Julia Hagen © Caroline Doutre
Le « Philhar » tellement russe
Quatre jours plus tard, le sommet annoncé était atteint avec le Philharmonique de Radio France, en compagnie de son bientôt ex-directeur musical Mikko Franck et de la pianiste italienne Beatrice Rana. A l’inverse du concert du lundi, c’est le concerto, le n° 1 pour piano en si bémol mineur de Tchaïkovski, qui débordait de virtuosité tandis que la 10e Symphonie de Chostakovitch était emplie des couleurs sinistres de l’ère de plomb stalinienne. Que dire de l’interprétation de Beatrice Rana sinon qu’elle ne manquait ni de puissance, un peu trop peut-être, ni de rigueur formelle, au détriment de la couleur et des nuances. Il est vrai que l’accompagnement orchestral était des plus vigoureux et que, dans le dialogue avec la soliste, c’était parfois « à qui m’entendra le plus ». Pour Chostakovitch, en revanche, ce volume, parfaitement maîtrisé et utilisé par Mikko Franck, permettait au « Philhar » de sonner idéalement à tous les pupitres, et d’apporter à l’Opus 93 sa dimension « historique » post-stalinienne avec des accents déchirants et oppressants avant d’arriver à un final en forme d’étrange « libération ».

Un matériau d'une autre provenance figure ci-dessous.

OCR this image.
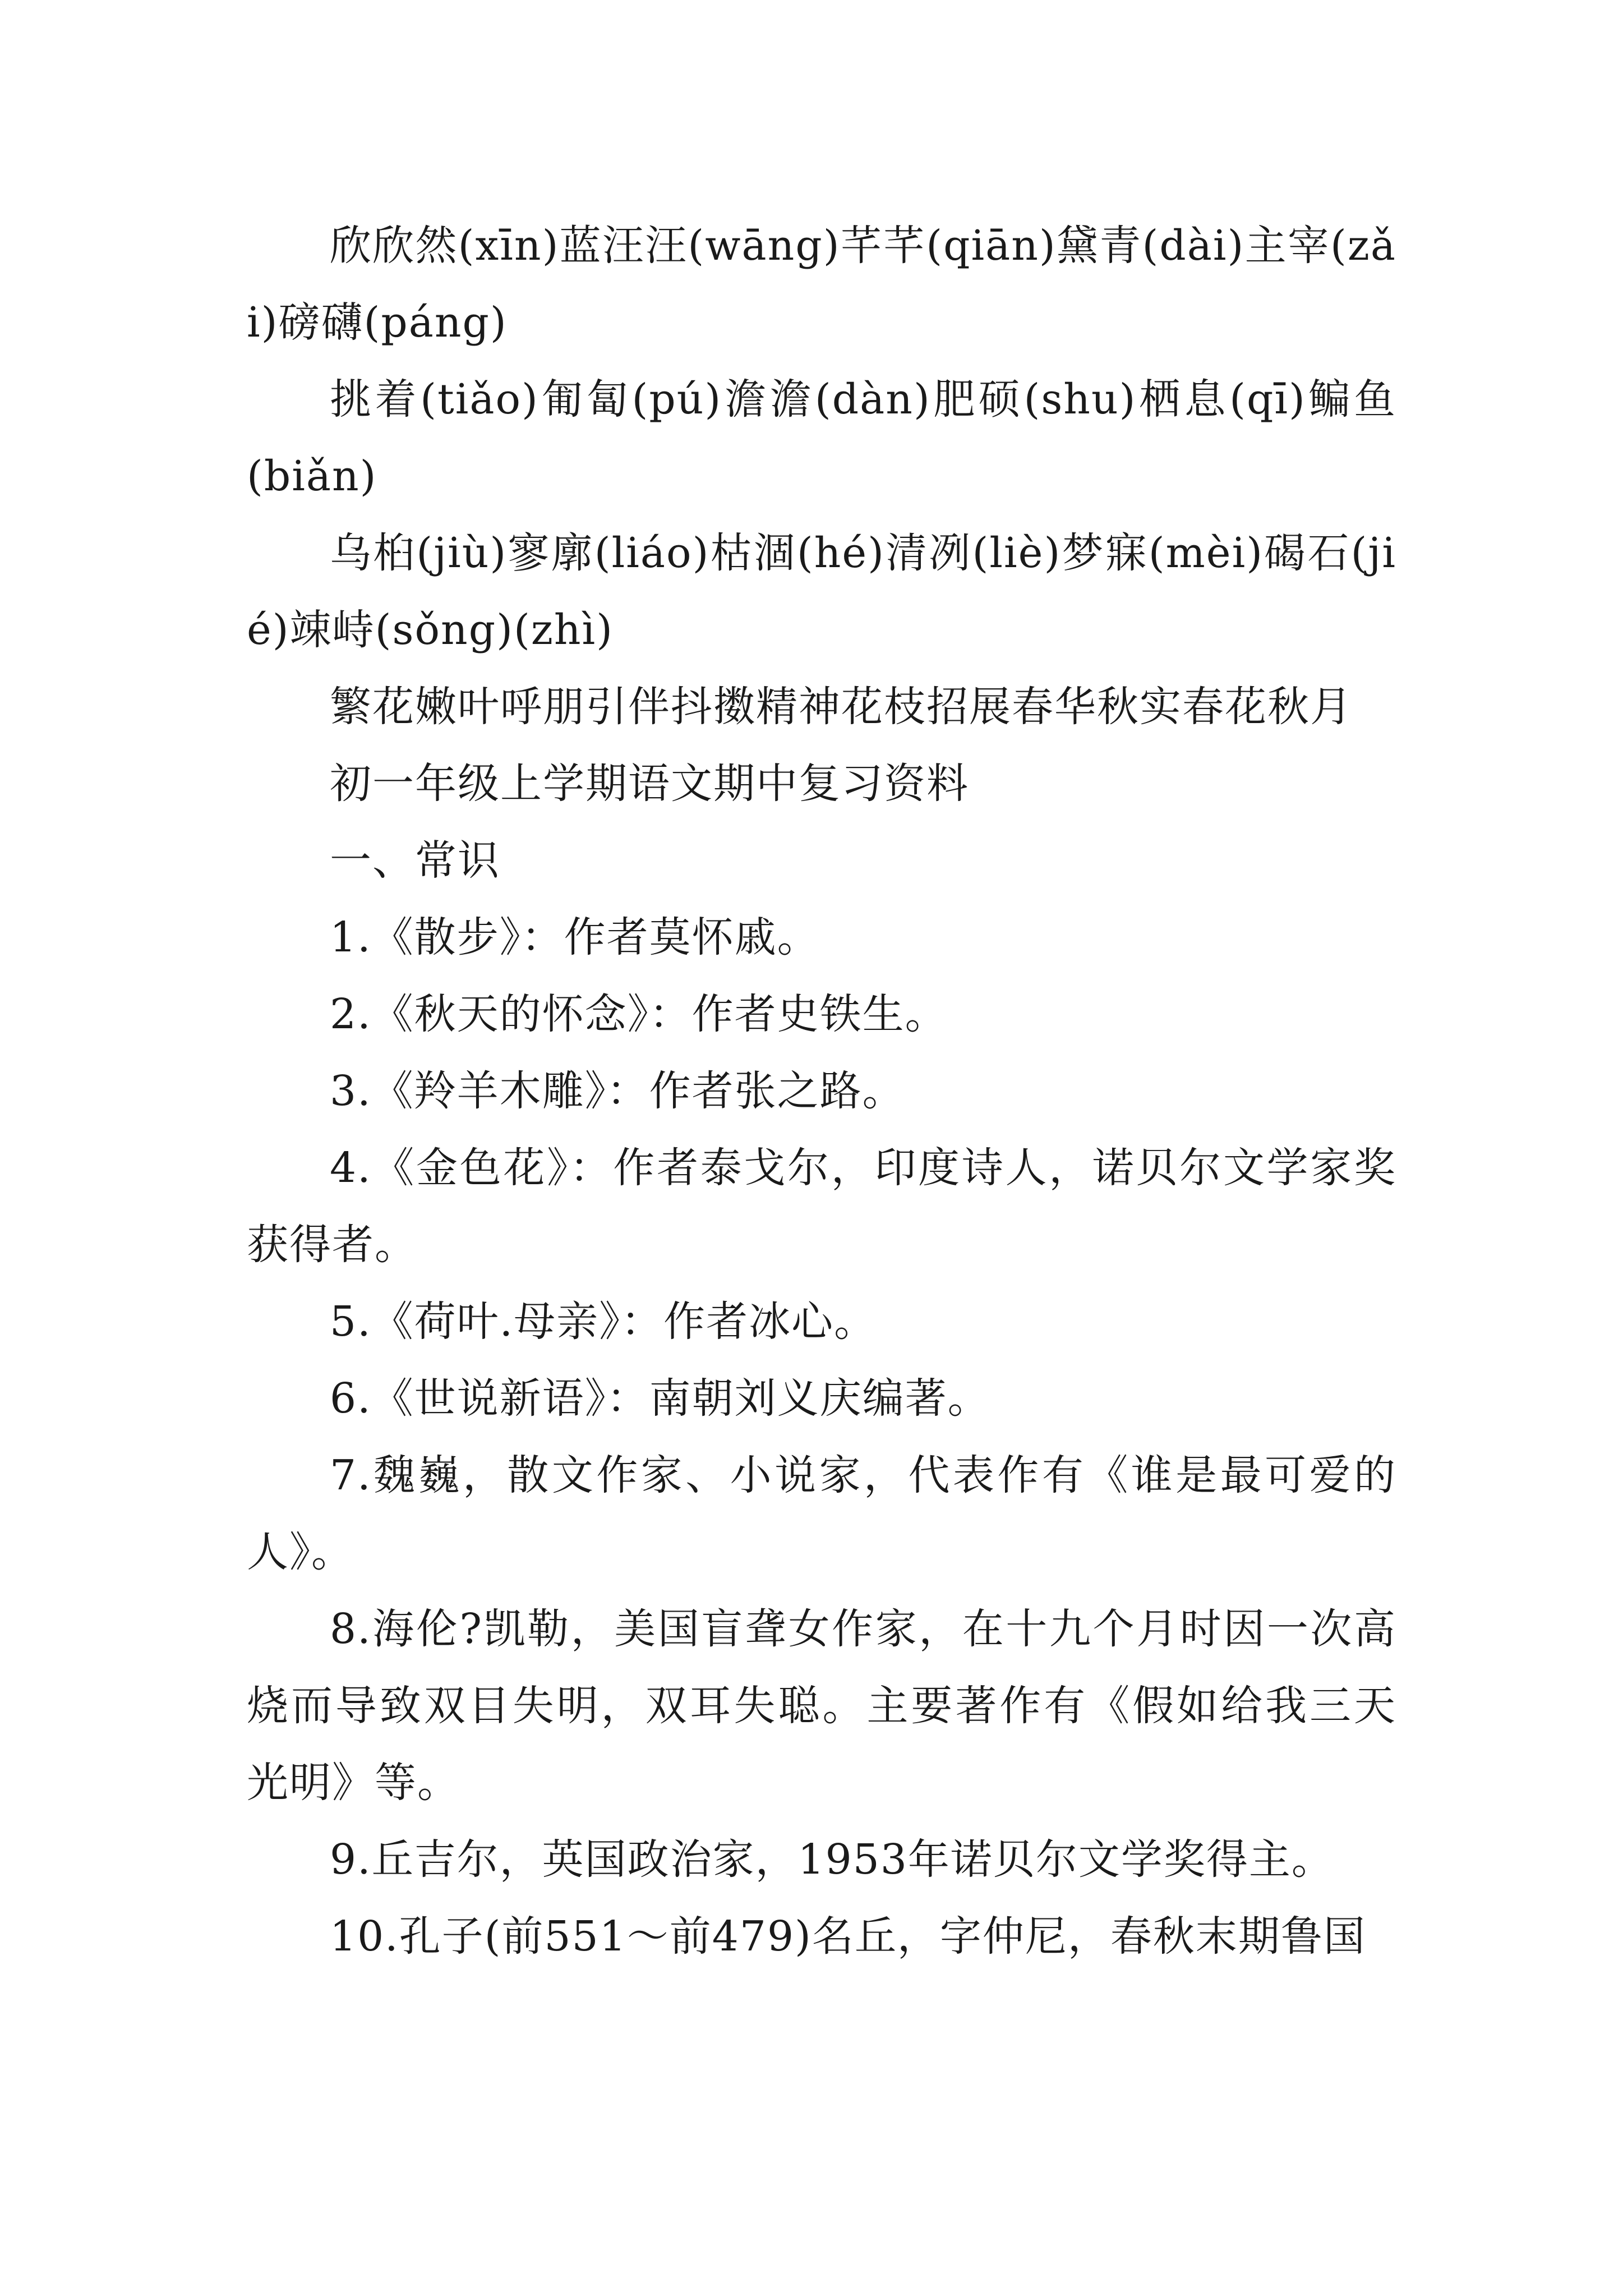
欣欣然(xīn)蓝汪汪(wāng)芊芊(qiān)黛青(dài)主宰(zǎi)磅礴(páng)

挑着(tiǎo)匍匐(pú)澹澹(dàn)肥硕(shu)栖息(qī)鳊鱼(biǎn)

乌桕(jiù)寥廓(liáo)枯涸(hé)清冽(liè)梦寐(mèi)碣石(jié)竦峙(sǒng)(zhì)

繁花嫩叶呼朋引伴抖擞精神花枝招展春华秋实春花秋月

初一年级上学期语文期中复习资料

一、常识

1.《散步》：作者莫怀戚。

2.《秋天的怀念》：作者史铁生。

3.《羚羊木雕》：作者张之路。

4.《金色花》：作者泰戈尔，印度诗人，诺贝尔文学家奖获得者。

5.《荷叶.母亲》：作者冰心。

6.《世说新语》：南朝刘义庆编著。

7.魏巍，散文作家、小说家，代表作有《谁是最可爱的人》。

8.海伦?凯勒，美国盲聋女作家，在十九个月时因一次高烧而导致双目失明，双耳失聪。主要著作有《假如给我三天光明》等。

9.丘吉尔，英国政治家，1953年诺贝尔文学奖得主。

10.孔子(前551～前479)名丘，字仲尼，春秋末期鲁国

Lucas Debargue © Caroline Doutre
Constellations catalanes et… Debargue in the mood
Enfin, pour accompagner Lucas Debargue, génial soliste du Concerto pour piano et orchestre de Gershwin, Ludovic Morlot était à la tête de l’Orquestra Simfònica de Barcelona y Nacional de Cataluña – formation dont le Français est directeur musical depuis 2022 . Un concert exceptionnel à plus d’un titre puisqu’il offrait aussi la création française de Deux constellations pour orchestre d’après Joan Miró, pièces composées en 2024 par Hèctor Parra. Le compositeur barcelonais est venu les présenter lui-même sur scène avant l’interprétation magistrale qui en était livrée par une formation très impliquée sous la direction d’un chef attentif et soucieux de mettre en valeur jusqu’à la plus petite nuance de l’œuvre. Deux Constellations très équilibrées, agréables à l’oreille sans être trop simplistes, témoignant du talent d’un créateur qui devrait poursuivre son travail et étoffer un cycle d’après les œuvres éponymes de Miró.
Pour Gershwin, Lucas Debargue était arrivé avec son instrument fétiche signé du dernier facteur de piano de France, Stephen Paulello, et son clavier à 102 touches. A l’instar de sa complicité avec Ludovic Morlot et son orchestre, l’interprétation du Concerto en fa majeur fut magistrale et inspirée, le pianiste n’ayant aucune peine à colorer son interprétation, son piano se prêtant idéalement à une lecture dynamique entre classicisme et jazz. Good job pour un pianiste qui, en bis, gratifia le public d’une subtile et virtuose improvisation sur Summertime. Pour conclure le concert, les Catalans et leur chef offraient une vision en cinémascope appréciée des Tableaux d’une exposition de Moussorgski/Ravel avant de retrouver Gershwin en bis avec Walking the dog.
Michel Egéa

Aix-en-Provence, Grand Théâtre de Provence les 21, 25 et 26 avril 2025
La prochaine édition du Festival de Pâques d’Aix-en-Provence aura lien du 28 mars au 12 avril 2026.